CloudWatch
When in AWS, and with cloudwatch integration enabled, various KPI indicators are provided to allow monitoring and alerting
Enabling CloudWatch Metrics from Private IP connections
https://docs.aws.amazon.com/AmazonCloudWatch/latest/logs/cloudwatch-logs-and-interface-VPC.html
KPIs
The following metrics are provided:
- Available Memory: The percentage of memory allowed to be allocated by the proxy that is available for use. In general, this can change over time dramatically, but if lower than 20% on average for a vie minute interval, an alert should be generated;
- CPU Usage: The percentage of cpu time used by this proxy. While multiple proxies may make this metric harder to guage, in a single proxy environment, if this is above 70% for more than five minutes, an alert should be raised;
- DB Transaction Percent: The percentage of queries that are considered to be in transctions;
- Cache Hit Percentage: The percent of queries that are cache hits. This will vary for each customer, but can be used to set an alarm if caching drops below an expected value;
- DB Query Rate: The rate that queries are made against the database, i.e. are not cached;
- DB Query Time: The average response time from the database. This can be used to generate alerts if above the expected SLA;
- Average Response Time: The average response time for all queries, cached or not. This also can be used to generate alerts if above an expected SLA;
- DB Read Percentage: The percent of queries that are reads, which is a pre-requesite for caching or read/write split.
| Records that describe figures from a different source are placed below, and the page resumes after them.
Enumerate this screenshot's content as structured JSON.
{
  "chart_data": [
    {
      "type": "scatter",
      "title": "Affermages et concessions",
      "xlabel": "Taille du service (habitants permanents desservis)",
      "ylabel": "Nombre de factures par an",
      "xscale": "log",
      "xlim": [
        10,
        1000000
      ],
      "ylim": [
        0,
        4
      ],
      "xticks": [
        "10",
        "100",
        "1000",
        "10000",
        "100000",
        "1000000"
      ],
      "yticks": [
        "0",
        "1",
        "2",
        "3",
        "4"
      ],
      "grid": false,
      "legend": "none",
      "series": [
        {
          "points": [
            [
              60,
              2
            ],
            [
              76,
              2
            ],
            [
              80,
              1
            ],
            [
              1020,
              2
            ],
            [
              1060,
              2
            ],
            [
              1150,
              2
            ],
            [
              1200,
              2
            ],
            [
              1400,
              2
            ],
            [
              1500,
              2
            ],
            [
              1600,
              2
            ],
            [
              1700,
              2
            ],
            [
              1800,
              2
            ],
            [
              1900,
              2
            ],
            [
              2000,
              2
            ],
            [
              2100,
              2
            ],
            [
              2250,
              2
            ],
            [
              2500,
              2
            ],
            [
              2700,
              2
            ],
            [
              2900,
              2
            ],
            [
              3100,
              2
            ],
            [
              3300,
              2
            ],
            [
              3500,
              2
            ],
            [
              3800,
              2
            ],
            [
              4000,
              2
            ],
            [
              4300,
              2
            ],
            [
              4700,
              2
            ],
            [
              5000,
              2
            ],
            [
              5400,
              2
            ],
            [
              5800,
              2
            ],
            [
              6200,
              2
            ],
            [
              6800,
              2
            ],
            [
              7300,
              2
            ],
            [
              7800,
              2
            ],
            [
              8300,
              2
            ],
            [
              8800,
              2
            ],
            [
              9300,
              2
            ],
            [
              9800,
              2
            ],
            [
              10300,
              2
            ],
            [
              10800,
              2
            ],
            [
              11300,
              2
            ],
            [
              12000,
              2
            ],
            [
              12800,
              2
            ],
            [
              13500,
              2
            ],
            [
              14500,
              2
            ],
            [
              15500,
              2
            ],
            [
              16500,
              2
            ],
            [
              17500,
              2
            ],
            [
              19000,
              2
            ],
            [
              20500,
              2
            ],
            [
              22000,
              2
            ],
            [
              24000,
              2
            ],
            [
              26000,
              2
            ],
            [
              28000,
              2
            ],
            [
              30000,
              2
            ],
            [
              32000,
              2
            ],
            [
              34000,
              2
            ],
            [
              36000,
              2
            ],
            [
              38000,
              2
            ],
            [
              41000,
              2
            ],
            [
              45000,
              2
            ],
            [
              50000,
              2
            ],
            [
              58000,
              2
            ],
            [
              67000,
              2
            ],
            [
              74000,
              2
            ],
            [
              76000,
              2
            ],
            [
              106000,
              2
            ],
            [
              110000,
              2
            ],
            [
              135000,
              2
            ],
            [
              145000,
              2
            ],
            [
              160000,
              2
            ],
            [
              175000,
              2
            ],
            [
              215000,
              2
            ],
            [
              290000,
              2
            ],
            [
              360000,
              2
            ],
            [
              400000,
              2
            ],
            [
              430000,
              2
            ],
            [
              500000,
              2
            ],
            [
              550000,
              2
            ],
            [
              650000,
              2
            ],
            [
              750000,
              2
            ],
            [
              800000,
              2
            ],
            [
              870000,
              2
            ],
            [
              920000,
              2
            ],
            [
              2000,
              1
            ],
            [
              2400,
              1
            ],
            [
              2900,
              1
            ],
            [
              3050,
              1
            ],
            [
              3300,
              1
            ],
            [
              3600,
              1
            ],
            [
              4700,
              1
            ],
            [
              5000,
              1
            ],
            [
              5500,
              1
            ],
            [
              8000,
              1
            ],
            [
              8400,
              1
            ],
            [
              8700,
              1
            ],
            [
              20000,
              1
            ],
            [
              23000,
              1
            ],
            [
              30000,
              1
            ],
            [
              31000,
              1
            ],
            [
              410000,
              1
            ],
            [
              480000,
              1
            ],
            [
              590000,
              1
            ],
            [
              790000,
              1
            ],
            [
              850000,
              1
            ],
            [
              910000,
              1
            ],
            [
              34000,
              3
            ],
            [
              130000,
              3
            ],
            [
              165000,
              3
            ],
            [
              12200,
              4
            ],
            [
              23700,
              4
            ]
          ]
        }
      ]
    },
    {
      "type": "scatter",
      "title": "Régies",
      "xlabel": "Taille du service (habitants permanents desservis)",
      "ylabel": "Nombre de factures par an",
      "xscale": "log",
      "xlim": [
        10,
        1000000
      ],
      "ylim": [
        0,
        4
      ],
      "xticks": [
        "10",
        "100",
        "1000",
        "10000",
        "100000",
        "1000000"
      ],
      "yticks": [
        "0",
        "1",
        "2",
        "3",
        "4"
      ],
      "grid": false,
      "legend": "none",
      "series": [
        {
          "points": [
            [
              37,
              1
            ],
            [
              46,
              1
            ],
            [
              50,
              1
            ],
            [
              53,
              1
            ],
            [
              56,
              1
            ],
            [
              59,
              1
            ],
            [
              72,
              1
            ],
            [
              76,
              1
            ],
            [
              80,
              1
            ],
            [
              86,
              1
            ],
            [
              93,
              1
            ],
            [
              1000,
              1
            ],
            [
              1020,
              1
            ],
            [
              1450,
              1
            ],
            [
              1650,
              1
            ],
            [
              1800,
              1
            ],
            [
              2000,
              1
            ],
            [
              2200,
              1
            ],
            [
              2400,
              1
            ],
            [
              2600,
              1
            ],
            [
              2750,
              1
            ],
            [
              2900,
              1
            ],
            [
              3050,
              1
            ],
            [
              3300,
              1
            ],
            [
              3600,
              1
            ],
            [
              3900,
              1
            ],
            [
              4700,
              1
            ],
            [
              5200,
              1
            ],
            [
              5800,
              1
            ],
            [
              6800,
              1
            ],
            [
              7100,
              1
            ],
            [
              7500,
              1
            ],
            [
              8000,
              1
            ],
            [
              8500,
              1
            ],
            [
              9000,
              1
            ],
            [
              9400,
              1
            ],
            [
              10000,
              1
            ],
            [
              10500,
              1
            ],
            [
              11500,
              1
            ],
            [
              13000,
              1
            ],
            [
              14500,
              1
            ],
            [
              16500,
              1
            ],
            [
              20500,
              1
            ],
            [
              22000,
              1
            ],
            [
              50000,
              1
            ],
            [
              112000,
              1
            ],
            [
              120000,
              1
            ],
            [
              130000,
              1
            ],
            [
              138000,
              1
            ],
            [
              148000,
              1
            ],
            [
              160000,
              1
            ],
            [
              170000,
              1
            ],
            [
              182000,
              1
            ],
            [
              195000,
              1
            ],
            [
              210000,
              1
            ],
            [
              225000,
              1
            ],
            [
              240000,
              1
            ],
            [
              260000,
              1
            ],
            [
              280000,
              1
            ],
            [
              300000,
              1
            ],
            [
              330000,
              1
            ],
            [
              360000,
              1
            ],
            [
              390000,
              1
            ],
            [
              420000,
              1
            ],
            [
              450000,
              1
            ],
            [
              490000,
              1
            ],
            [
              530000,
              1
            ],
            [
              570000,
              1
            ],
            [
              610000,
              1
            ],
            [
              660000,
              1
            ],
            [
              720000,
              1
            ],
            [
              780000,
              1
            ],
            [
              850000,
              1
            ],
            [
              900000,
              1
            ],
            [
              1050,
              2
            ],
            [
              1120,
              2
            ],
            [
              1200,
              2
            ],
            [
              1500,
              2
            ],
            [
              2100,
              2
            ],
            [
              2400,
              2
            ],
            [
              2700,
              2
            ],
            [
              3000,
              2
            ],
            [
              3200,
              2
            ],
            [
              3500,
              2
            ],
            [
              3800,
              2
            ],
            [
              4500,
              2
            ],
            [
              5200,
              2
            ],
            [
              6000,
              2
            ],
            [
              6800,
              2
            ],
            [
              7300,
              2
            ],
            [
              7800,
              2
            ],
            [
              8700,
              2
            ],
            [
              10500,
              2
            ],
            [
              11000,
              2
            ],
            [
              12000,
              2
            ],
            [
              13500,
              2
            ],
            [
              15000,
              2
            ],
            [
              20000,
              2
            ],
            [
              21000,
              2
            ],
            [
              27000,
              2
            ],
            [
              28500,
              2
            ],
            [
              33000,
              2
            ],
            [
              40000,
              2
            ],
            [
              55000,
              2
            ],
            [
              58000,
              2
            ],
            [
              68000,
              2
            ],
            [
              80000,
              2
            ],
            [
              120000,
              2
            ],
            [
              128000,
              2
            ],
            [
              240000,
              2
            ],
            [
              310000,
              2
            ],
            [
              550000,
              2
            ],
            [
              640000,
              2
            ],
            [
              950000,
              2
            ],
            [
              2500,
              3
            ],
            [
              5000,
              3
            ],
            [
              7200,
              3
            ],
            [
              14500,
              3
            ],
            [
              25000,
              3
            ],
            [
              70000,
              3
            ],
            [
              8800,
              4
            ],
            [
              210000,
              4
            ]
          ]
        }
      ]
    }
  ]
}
- SQL Exceptions: The number (per second) of SQL exceptions generated as a result of executing queries.
- Connection Errors: The number (per second) of connections errors.
- Forwarded Percent: The percent of queries that are forwarded via a forward rule, or via read/write split. A query may still end up on the writer node depending on configuration however.
Each of these metrics are reported on a per-minute basis, as part of the per-minute logging that is done with other logs to the cloudwatch log channel as well.
A dashboard widget that provides critical CPU usage information with the following query (as of the June 18th build):
SELECT max(CPUUtilization) FROM "<specific proxy CloudWatch namespace>-proxy" GROUP BY AvailabilityZone, VDB
(if no custom namespace is provided, default namespace will be HEIMDALL-proxy)
This will graph per AZ the top CPU using proxy's CPU load on a per-VDB basis. This allows at a glance the ability to spot if a single proxy is receiving too much load due to uneven distribution of traffic, potentially causing issues. Alerts can then be attached to this to notify operations staff of the issue for corrective action.